Humans evolved in the natural world. We may have retreated to caves or huts to protect ourselves from the elements, but we spent much of our time outdoors, hunting, gathering, cooking, telling stories, and so on. Our lives these days, though, are largely spent cut off from nature.
This way of life has sparked a wealth of studies showing that our loss of contact with nature—dubbed “nature deficit disorder”—has a real impact on our physical and mental health.
So our primary care concierge doctors in Jupiter weren’t too surprised to learn of a new study published this month in the journal Occupational & Environmental Medicine, which found that enjoying nature up to four times a week reduced the odds of needing mental health medications by 33 percent.
It also reduced the odds of using blood pressure pills by 36 percent and asthma medications by 26 percent.
Researchers interviewed about 6,000 people who live in large cities in Finland, asking about their access to and use of green and blue spaces, including parks, zoos, rivers, lakes, or the sea.
They also asked subjects whether they could see views of nature from their homes, how often they spent time outdoors as well as how much they exercised while outdoors.
The study also accounted for other possible factors such as traffic-related outdoor air pollution and noise, which have been proven to have an adverse effect on health.
Respondents were then asked about their use of medications for depression, anxiety, high blood pressure, asthma, or insomnia, and correlated these with time spent in nature.
As noted above, the results were markedly better for those who were regularly exposed to green or blue spaces. Notably, those who lived in areas with a lot of green spaces or who simply looked at nature from their windows showed no improvement in any of these categories.
“Frequent green space visits, but not the amounts of residential green or blue spaces, or green and blue views from home, were associated with less frequent use of psychotropic, antihypertensive, and asthma medication in urban environments,” the study authors wrote.
Confirming Prior Research
Numerous earlier studies have found significant benefits from spending time in nature.
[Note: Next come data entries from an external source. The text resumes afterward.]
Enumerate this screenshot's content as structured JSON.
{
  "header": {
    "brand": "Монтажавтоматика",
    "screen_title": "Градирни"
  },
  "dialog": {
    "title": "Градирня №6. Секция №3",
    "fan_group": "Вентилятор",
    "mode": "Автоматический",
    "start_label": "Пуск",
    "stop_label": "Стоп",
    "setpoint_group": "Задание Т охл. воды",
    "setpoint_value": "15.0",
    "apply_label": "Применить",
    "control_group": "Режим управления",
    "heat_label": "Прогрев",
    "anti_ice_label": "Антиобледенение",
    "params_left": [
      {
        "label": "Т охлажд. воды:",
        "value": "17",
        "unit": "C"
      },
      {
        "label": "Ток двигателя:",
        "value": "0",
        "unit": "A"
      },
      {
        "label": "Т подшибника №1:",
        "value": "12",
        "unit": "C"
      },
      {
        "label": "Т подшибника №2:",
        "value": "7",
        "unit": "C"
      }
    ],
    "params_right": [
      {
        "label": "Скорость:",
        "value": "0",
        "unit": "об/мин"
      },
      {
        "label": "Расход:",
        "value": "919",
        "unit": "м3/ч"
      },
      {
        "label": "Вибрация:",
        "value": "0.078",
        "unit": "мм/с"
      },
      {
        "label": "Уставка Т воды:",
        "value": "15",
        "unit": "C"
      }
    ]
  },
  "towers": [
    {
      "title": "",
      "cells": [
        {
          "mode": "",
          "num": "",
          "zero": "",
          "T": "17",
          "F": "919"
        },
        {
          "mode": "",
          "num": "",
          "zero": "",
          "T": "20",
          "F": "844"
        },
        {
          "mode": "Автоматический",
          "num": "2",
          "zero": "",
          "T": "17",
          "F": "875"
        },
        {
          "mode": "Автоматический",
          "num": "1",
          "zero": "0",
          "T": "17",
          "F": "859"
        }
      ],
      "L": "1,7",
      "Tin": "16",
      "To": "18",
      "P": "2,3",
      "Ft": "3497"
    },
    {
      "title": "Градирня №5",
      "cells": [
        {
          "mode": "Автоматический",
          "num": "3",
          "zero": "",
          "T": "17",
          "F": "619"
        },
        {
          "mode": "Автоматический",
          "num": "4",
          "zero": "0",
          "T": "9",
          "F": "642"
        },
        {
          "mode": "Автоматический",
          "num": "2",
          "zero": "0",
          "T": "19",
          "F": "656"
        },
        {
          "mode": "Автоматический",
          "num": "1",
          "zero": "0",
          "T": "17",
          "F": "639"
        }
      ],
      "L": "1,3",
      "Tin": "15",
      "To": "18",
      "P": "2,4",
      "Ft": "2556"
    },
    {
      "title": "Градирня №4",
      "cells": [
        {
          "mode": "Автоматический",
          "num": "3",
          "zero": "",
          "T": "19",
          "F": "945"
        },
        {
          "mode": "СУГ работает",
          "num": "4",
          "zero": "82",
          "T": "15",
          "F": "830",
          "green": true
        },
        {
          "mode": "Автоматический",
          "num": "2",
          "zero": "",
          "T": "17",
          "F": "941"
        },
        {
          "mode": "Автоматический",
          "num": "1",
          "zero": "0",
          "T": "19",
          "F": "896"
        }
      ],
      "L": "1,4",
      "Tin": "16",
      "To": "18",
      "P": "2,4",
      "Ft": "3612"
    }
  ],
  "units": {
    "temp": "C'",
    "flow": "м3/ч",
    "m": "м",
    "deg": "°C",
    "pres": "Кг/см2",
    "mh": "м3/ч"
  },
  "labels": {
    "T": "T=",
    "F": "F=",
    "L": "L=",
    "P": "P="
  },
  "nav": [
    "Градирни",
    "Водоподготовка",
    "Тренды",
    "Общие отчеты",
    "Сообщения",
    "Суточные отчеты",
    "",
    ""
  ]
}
One meta-review of 143 other studies published in the journal Environmental Research, for example, found that people with access to green space generally had a slower heart rate, lower blood pressure, and fewer blood levels of the stress hormone cortisol. Researchers also found significantly fewer cases of diabetes and lower rates of mortality from heart disease in the group regularly exposed to nature.
An American Institutes for Research (AIR) study in 2005 found that sixth-grade students who attended three outdoor education programs showed marked improvement in conflict resolution skills.
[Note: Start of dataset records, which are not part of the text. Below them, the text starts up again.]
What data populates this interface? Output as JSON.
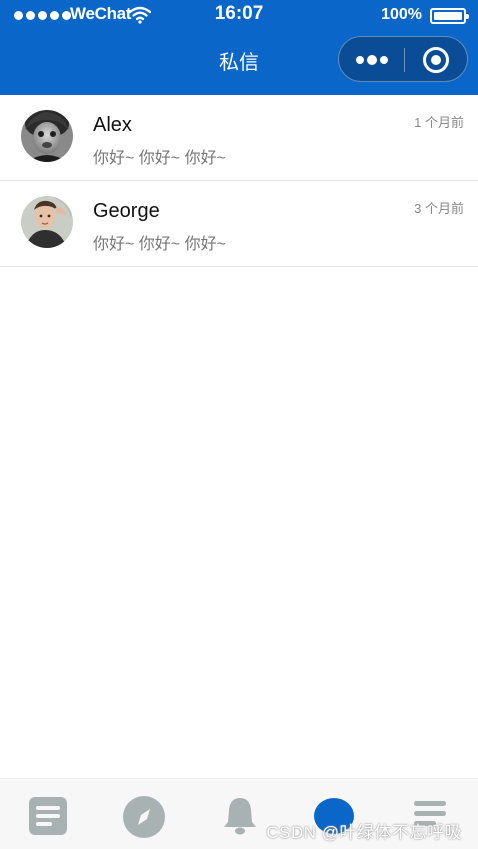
{
  "status_bar": {
    "carrier": "WeChat",
    "time": "16:07",
    "battery": "100%",
    "battery_level": 1.0
  },
  "nav": {
    "title": "私信",
    "more_icon": "more-dots-icon",
    "close_icon": "target-circle-icon"
  },
  "messages": [
    {
      "name": "Alex",
      "preview": "你好~ 你好~ 你好~",
      "time": "1 个月前",
      "avatar": "avatar-alex"
    },
    {
      "name": "George",
      "preview": "你好~ 你好~ 你好~",
      "time": "3 个月前",
      "avatar": "avatar-george"
    }
  ],
  "tabbar": {
    "tabs": [
      {
        "icon": "list-icon",
        "active": false
      },
      {
        "icon": "compass-icon",
        "active": false
      },
      {
        "icon": "bell-icon",
        "active": false
      },
      {
        "icon": "message-icon",
        "active": true
      },
      {
        "icon": "menu-icon",
        "active": false
      }
    ],
    "active_color": "#0a66c8",
    "inactive_color": "#a9b2b2"
  },
  "watermark": "CSDN @叶绿体不忘呼吸",
  "colors": {
    "brand": "#0a66c8",
    "capsule": "#0a4d96"
  }
}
Another study in China in 2013 involved 60,000 children between the ages of two and 17. It showed that regular exposure to nature, or “greenness” around their schools, reduced the incidence of attention deficit/hyperactivity disorder (ADHD). A more recent study at the University of Illinois produced similar results.
And a 2016 study of nearly 100,000 women conducted over eight years found that having access to the greenest space not only improved the subjects’ mental health but also reduced their death rate by 12 percent.
Nature Deprivation Hurts
Author Richard Louv coined the phrase Nature Deficit Disorder (NDD) in his 2005 book “Last Child in the Woods: Saving Our Children from Nature Deficit Disorder.” In it, he argued that elements of our urbanized lifestyle, including few natural spaces, a car-focused culture, more screen time, changes in the perception of risk (e.g., fear of “stranger danger”), less leisure time, and increased time pressure from work or school, combine to decrease or even eliminate contact with nature for both adults and children, according to the National Institutes for Health (NIH).
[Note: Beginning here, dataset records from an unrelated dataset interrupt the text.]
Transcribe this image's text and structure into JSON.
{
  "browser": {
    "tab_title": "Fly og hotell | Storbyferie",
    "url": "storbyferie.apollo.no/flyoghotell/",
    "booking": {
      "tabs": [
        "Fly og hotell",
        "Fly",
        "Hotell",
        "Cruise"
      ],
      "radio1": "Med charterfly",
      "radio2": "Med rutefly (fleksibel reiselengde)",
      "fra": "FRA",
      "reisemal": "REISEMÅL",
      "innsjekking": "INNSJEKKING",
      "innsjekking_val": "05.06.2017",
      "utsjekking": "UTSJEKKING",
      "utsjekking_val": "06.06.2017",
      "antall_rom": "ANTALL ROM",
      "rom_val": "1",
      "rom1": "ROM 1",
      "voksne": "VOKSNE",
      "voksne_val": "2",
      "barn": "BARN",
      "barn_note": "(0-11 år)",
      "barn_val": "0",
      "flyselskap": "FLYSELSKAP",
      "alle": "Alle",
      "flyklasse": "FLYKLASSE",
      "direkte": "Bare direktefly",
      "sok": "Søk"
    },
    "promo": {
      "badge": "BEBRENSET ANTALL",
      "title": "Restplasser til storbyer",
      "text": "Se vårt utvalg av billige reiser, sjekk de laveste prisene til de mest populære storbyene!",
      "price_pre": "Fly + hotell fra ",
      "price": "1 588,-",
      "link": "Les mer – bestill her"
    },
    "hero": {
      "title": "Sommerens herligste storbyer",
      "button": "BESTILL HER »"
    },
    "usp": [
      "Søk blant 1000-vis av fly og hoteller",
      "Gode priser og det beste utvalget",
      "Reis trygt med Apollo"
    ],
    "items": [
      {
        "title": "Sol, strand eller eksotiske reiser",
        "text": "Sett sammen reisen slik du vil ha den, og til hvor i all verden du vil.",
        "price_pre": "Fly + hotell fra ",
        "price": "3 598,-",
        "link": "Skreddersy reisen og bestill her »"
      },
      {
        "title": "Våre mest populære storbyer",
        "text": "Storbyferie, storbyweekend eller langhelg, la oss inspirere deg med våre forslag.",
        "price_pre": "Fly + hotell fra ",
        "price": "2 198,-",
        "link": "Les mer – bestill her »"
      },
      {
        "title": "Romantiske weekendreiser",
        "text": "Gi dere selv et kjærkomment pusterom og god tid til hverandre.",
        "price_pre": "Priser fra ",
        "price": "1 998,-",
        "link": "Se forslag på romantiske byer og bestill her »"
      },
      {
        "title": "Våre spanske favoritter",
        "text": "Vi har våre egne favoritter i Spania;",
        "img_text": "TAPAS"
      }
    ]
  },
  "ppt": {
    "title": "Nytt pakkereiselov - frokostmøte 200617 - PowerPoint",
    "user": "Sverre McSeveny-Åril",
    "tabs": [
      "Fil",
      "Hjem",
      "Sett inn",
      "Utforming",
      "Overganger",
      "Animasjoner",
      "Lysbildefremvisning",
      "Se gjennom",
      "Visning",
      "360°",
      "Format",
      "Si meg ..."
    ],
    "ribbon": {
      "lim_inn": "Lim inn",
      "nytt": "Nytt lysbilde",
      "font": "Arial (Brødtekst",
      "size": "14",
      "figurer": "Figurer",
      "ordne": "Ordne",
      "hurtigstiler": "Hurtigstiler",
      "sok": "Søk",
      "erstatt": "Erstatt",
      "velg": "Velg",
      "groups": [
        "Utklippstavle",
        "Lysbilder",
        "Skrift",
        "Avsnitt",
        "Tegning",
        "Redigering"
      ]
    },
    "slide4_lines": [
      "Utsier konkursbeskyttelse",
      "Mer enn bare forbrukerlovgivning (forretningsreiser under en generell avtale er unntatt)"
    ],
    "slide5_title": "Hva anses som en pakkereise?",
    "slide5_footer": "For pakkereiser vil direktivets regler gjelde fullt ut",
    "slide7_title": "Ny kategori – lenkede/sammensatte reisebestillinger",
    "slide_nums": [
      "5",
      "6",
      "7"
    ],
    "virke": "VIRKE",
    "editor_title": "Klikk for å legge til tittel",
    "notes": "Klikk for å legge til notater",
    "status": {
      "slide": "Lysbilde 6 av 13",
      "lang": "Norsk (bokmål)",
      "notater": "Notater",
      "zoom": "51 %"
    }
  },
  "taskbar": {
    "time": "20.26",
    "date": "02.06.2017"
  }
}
“The average young American now spends practically every minute—except for the time in school—using a smartphone, computer, television, or electronic device,” Tamar Lewin reported in a Kaiser Family Foundation study on the subject.
According to the Children and Nature Network (C-NN), which was co-founded by Louv, an expanding body of scientific evidence suggests that nature-deficit disorder contributes to:
- diminished use of the senses
- attention difficulties
- conditions of obesity, and
- higher rates of emotional and physical illnesses
Make the Connection
Unfortunately, to get back to nature, you may need to make a specific effort, because in our harried lives trapped indoors, focused on our screens, we have very little time for real relaxation.
Therefore, it’s often necessary to add nature breaks to our schedules the same way we schedule everything else.
One way is to undertake the Japanese practice known as “forest bathing,” or shinrin-yoku. As Kaiser Permanente’s’ online Thrive explains, “Heading out to a heavily wooded area isn’t required. You could take a trip to a nearby park, your favorite local trail, the beach, or any natural setting. Just be sure to turn off or silence your phone or other devices.”
Psychology Today explains, “Forest bathing is an antidote to pinging distractions, impending deadlines, and never-ending obligations . . . . The idea is to immerse yourself in a natural environment and soak up the many health benefits of being in the green woods.”
However, you manage it, for the sake of your overall health we recommend you take the time to reconnect with the natural world as often as possible.